The ‘Drag and Drop Way’
When using Final Cut Pro, dragging the transition effect and dropping it between two clips is, amongst editors, quite a widespread way of adding a single transition effect. It is almost the same way when adding multiple transition effects at once, but not exactly:
- inside your sequence, select the clips having cuts on which you want to apply a transition effect;
- drag and drop the transition effect INSIDE one of the clips and NOT BETWEEN clips.

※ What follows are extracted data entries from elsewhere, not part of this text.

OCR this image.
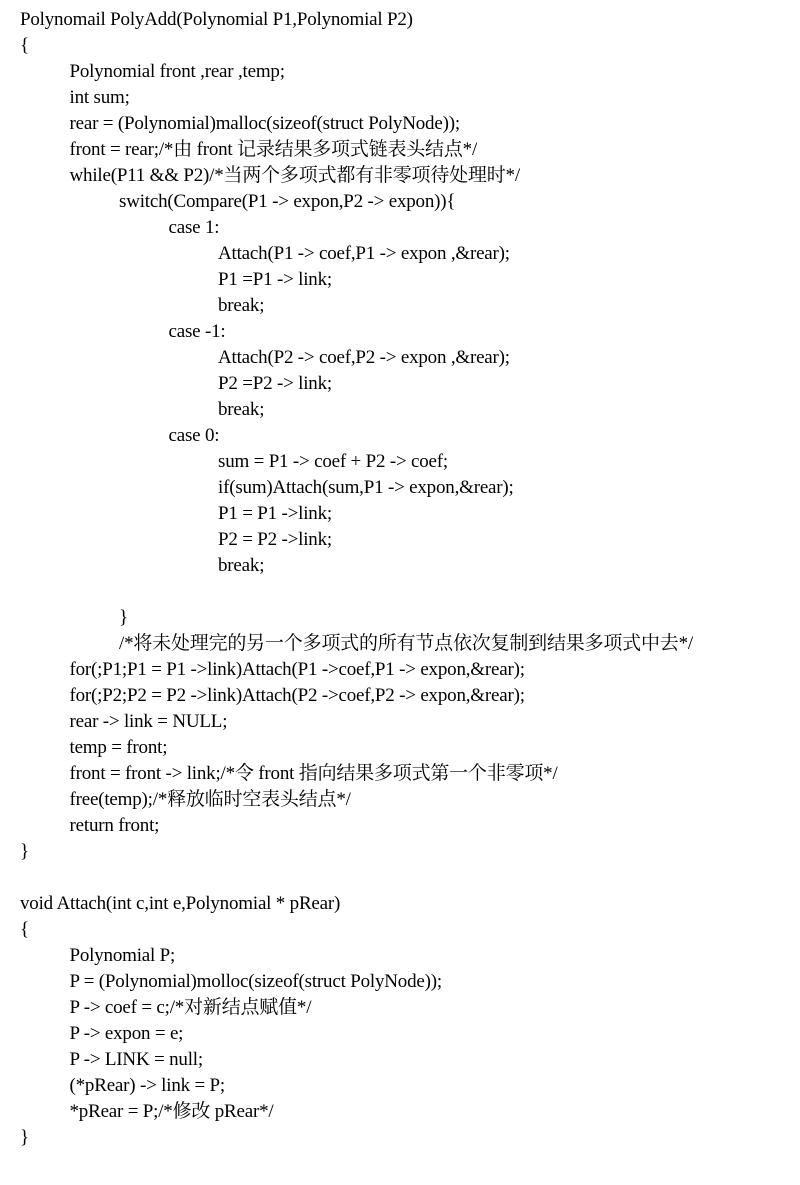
Polynomail PolyAdd(Polynomial P1,Polynomial P2)
{
Polynomial front ,rear ,temp;
int sum;
rear = (Polynomial)malloc(sizeof(struct PolyNode));
front = rear;/*由 front 记录结果多项式链表头结点*/
while(P11 && P2)/*当两个多项式都有非零项待处理时*/
switch(Compare(P1 -> expon,P2 -> expon)){
case 1:
Attach(P1 -> coef,P1 -> expon ,&rear);
P1 =P1 -> link;
break;
case -1:
Attach(P2 -> coef,P2 -> expon ,&rear);
P2 =P2 -> link;
break;
case 0:
sum = P1 -> coef + P2 -> coef;
if(sum)Attach(sum,P1 -> expon,&rear);
P1 = P1 ->link;
P2 = P2 ->link;
break;
}
/*将未处理完的另一个多项式的所有节点依次复制到结果多项式中去*/
for(;P1;P1 = P1 ->link)Attach(P1 ->coef,P1 -> expon,&rear);
for(;P2;P2 = P2 ->link)Attach(P2 ->coef,P2 -> expon,&rear);
rear -> link = NULL;
temp = front;
front = front -> link;/*令 front 指向结果多项式第一个非零项*/
free(temp);/*释放临时空表头结点*/
return front;
}
void Attach(int c,int e,Polynomial * pRear)
{
Polynomial P;
P = (Polynomial)molloc(sizeof(struct PolyNode));
P -> coef = c;/*对新结点赋值*/
P -> expon = e;
P -> LINK = null;
(*pRear) -> link = P;
*pRear = P;/*修改 pRear*/
}
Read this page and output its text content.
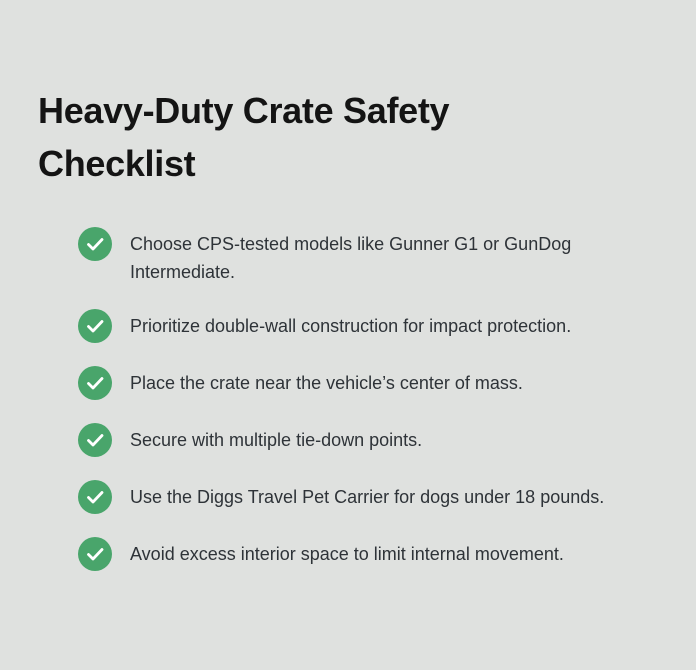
Heavy-Duty Crate Safety Checklist
Choose CPS-tested models like Gunner G1 or GunDog Intermediate.
Prioritize double-wall construction for impact protection.
Place the crate near the vehicle’s center of mass.
Secure with multiple tie-down points.
Use the Diggs Travel Pet Carrier for dogs under 18 pounds.
Avoid excess interior space to limit internal movement.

Even with several clips selected, transition effects dropped between clips will not duplicate itself to the other cuts;
- the effect will then be applied on every selected clips’ cuts.
Once applied, the length of each transition effect might vary according to the footage available for the transition to take place.
The ‘Via The Menu Bar Way’
- inside your sequence, select the clips having cuts on which you want to apply a transition effect;
- go to Effects > Video Transitions or Audio Transitions > select the transition to be applied.
If you have Favorite effects1 or effects set by default (right click on the effect > Set Default Transition), for the second step you can also choose between:
- Effects > Favorites > effect name
- Effect > Default – effect name
For Both Ways
If one of the cuts have insufficient media for the effect’s duration, it will show a dialog box asking if it can skip it and carry on with the other cuts. The duration of the transition effects successfully applied is adjusted to the media available.
It works on clips put on different tracks as long as we do not try to do it on audio and video tracks at the same time, as the effects are not of the same kind between video and audio.